Pero, como siempre, no faltó el buey corneta que fue a avisar a las autoridades. Especialmente cuando Colón y sus delincuentes pretendieron comida usando malos modales y sin intención de pagar. Al alba del día siguiente, seguro, Colón, el cura y todos los maltrazados de su tripulación se encontraron de frente a un pelotón de chinos con lanzas enristradas y un comisario que les preguntaba a los gritos “¿Quién es el capo aquí?” Colón se enorgulleció de tener que mostrar su flamante título de almirante tan rápido y dió un paso al frente: “Soy yo, el almirante de todos los océnos Cristóbal Colón. Representante de sus majestades católicas los reyes de España, Castilla y Aragón, dueños y señores de estas tierras”, dijo con la frente bien alta. La piña que recibió en la boca del estómago lo dobló en dos y lo hizo caer de rodillas boqueando.
El comisario chino seguía a los gritos, alzando el pedazo de papel arrancado del “potro”. “¿Quién escribió esto?”. El cura trataba de pasar desapercibido, lo mismo que el escribano, que se escondía detrás de la chusma marinera. El silencio general no impidió, por cierto, que todos fueran esposados y conducidos a la central de policía más cercana.
Fueron acusados de intentar invadir un país soberano, de declarar guerra fuera de las convenciones usuales de la época, de pertenecer a una secta de fanáticos que se creen los dueños del mundo, de daños a la pesca y de amenazas a la población local, de faltar al decoro y a la higiene y de realizar actos obscenos en sitios públicos y a la luz del día. Un tribunal los habría condenado a cárcel de por vida y encerrado en un cuartel en las montañas más remotas del país. El emperador de la China, enterado por sus cortesanos del evento, se alzó de espaldas y siguió hablando de otra cosa. Los reyes de España, pasado un tiempo prudencial, se habrían alzado de espaldas y habrían dado por perdida la expedición.

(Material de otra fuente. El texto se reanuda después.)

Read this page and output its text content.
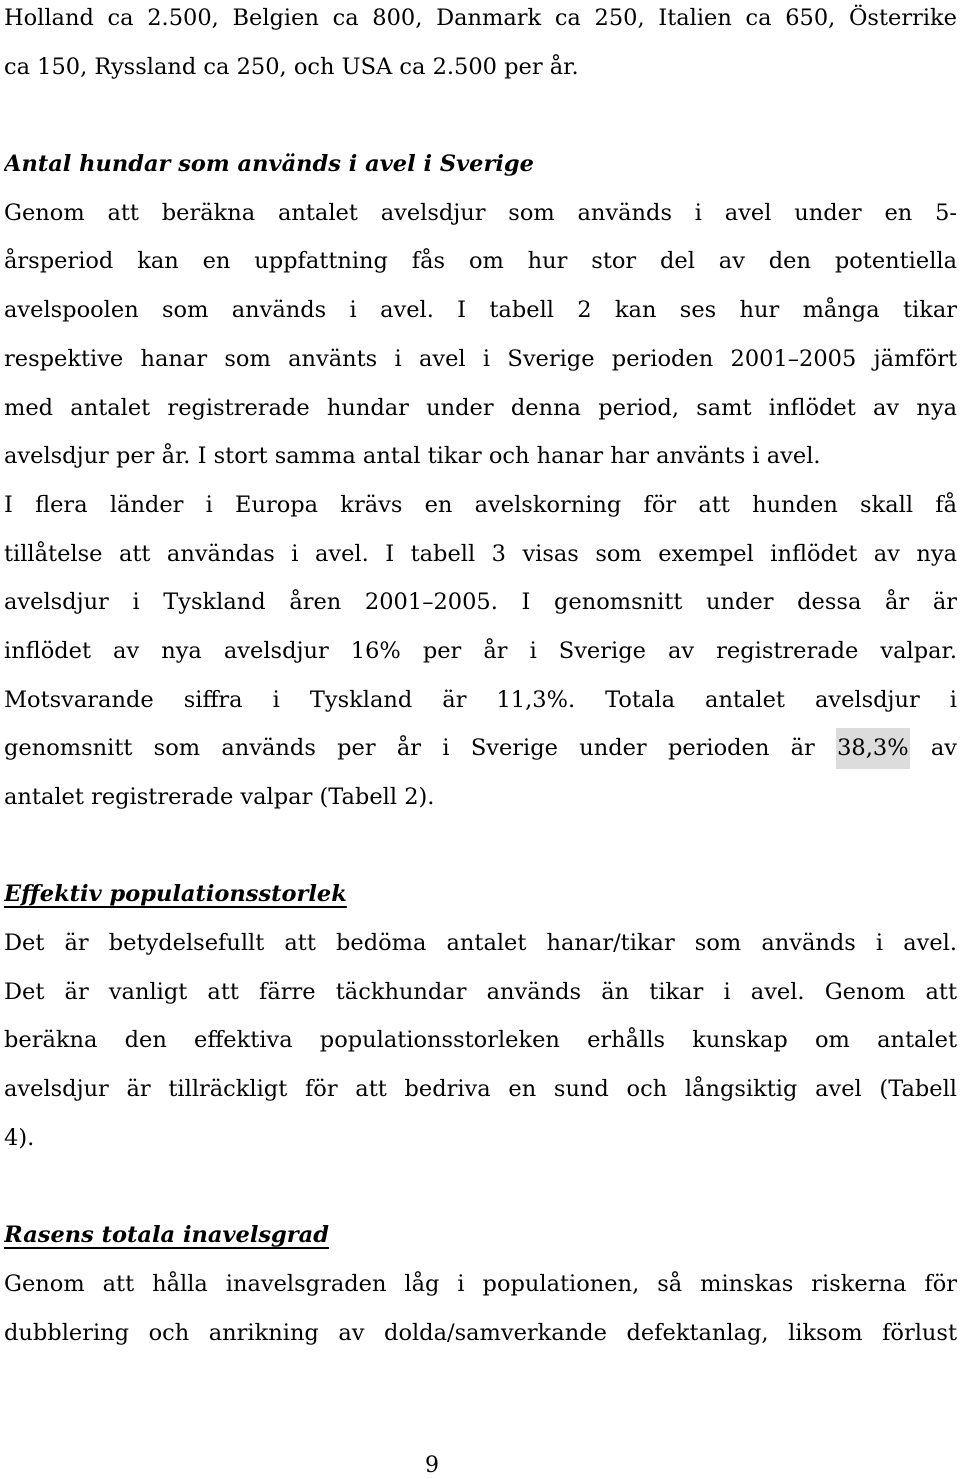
Holland ca 2.500, Belgien ca 800, Danmark ca 250, Italien ca 650, Österrike
ca 150, Ryssland ca 250, och USA ca 2.500 per år.
Antal hundar som används i avel i Sverige
Genom att beräkna antalet avelsdjur som används i avel under en 5-
årsperiod kan en uppfattning fås om hur stor del av den potentiella
avelspoolen som används i avel. I tabell 2 kan ses hur många tikar
respektive hanar som använts i avel i Sverige perioden 2001–2005 jämfört
med antalet registrerade hundar under denna period, samt inflödet av nya
avelsdjur per år. I stort samma antal tikar och hanar har använts i avel.
I flera länder i Europa krävs en avelskorning för att hunden skall få
tillåtelse att användas i avel. I tabell 3 visas som exempel inflödet av nya
avelsdjur i Tyskland åren 2001–2005. I genomsnitt under dessa år är
inflödet av nya avelsdjur 16% per år i Sverige av registrerade valpar.
Motsvarande siffra i Tyskland är 11,3%. Totala antalet avelsdjur i
genomsnitt som används per år i Sverige under perioden är 38,3% av
antalet registrerade valpar (Tabell 2).
Effektiv populationsstorlek
Det är betydelsefullt att bedöma antalet hanar/tikar som används i avel.
Det är vanligt att färre täckhundar används än tikar i avel. Genom att
beräkna den effektiva populationsstorleken erhålls kunskap om antalet
avelsdjur är tillräckligt för att bedriva en sund och långsiktig avel (Tabell
4).
Rasens totala inavelsgrad
Genom att hålla inavelsgraden låg i populationen, så minskas riskerna för
dubblering och anrikning av dolda/samverkande defektanlag, liksom förlust
9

Qué desgracia que en medio del océano hubiera un continente que cortaba el camino a Cipango y con habitantes mucho más condescendientes que los altivos y belicosos chinos!!!. A ninguno de estos habitantes se les ocurrió preguntar a Colón con cuál derecho venía a plantar un palo en playa y a decretar la propiedad privada de mares, montañas, lagos y ríos. Con cuál derecho los obligaban a trabajar para ellos y con cuál derecho los obligaban a adorar un dios desconocido y malvado. No, no se les ocurrió; el sentido de hospitalidad fue mucho más fuerte que la desconfianza. Qué pecado.